GC: What year did you move to New York?

SW: 1987. I was 26 years old.

GC: Was it a shock? I mean you were already working with Stephanie Mills.

SW: Actually that was in 1981-82. I went back to school, and then stayed in Richmond for a while, and then moved to New York. But I had been making periodic trips to New York. And also I was playing with the band Out Of The Blue. Kenny Garrett had contacted me and told me that the alto chair was open in that band. So I was already working some. But yes, it was a shock because in Richmond, I worked constantly, but when I moved to New York at first there was very little work off the bat. Out of the Blue wasn't working that much, it was kind of the end of their run. But I just networked for a while and it started to snowball.

GC: It seemed to me for a while you were with every band out there. I saw you playing in Geoffrey Keezer's band, James Williams band, Ralph Peterson's band, Buster Williams band. Did you ever play with Art Blakey and The Jazz Messengers?

SW: No, I never did. I played with him once in Mount Fuji in Japan, with the Art Blakey Big Band, but I was never in the Messengers.

GC : It's probably impossible to plan on having a career as illustrious as yours, but what would tell a young musician who aspires to this kind of sideman career, especially as a non-rhythm section player?

SW: Ironically, my three main role models in my first years in New York were drummer Victor Lewis, bassist Ray Drummond, and pianist Kenny Barron.
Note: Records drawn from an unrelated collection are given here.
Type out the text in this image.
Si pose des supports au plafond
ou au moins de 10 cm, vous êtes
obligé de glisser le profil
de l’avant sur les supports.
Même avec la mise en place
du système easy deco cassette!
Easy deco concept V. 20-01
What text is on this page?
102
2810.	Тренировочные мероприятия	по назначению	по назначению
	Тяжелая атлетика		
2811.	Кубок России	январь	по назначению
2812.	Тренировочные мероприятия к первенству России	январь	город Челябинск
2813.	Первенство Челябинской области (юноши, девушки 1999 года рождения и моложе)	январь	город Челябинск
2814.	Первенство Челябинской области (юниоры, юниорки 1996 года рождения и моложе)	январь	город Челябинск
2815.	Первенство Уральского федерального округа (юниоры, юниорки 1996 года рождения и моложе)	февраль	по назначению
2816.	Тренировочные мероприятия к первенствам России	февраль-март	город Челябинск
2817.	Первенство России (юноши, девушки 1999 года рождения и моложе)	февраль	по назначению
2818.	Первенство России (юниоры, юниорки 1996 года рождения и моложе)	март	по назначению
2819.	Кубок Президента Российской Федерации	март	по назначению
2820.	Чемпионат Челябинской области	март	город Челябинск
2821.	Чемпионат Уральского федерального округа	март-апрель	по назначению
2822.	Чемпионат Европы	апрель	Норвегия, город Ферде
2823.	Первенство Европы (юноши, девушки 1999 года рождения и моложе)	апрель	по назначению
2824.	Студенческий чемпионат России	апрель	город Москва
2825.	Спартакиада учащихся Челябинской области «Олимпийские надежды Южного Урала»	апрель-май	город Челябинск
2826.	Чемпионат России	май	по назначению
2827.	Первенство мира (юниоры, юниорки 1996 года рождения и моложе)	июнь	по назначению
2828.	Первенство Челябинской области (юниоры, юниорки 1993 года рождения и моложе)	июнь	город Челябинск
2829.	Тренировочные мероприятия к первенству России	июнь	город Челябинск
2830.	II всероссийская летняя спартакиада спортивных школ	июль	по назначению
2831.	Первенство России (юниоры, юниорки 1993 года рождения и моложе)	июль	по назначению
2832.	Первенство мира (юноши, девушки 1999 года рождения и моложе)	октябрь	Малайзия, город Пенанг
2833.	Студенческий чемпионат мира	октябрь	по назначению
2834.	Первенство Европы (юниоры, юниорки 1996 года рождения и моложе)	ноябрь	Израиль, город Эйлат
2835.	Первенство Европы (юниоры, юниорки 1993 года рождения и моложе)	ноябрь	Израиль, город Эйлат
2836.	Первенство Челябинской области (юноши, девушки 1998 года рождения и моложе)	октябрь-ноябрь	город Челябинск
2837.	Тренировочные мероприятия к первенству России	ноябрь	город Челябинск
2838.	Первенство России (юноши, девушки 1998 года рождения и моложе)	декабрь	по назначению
And the reason was that that those guys worked every week in New York, either collectively or in other configurations. If you picked up the newspaper, you would see those guys playing with somebody every week. And I went to see them play with bands, and I realized that the reason that they were so in demand was that they made everyone they played with sound good! They could fit into any situation and make it work and also keep their own identity as well. It's ironic that rhythm sections players were my inspiration in that respect. I mea, there were horn player that inspired me as well, of course.

Did I plan on the career that I have had? No, I moved to New York thinking that maybe I would be here for a year and then I would have to leave. I never thought that things would turn out the way they did. I tell people that I've been here for 23 years, and this is the longest year I've spent anywhere!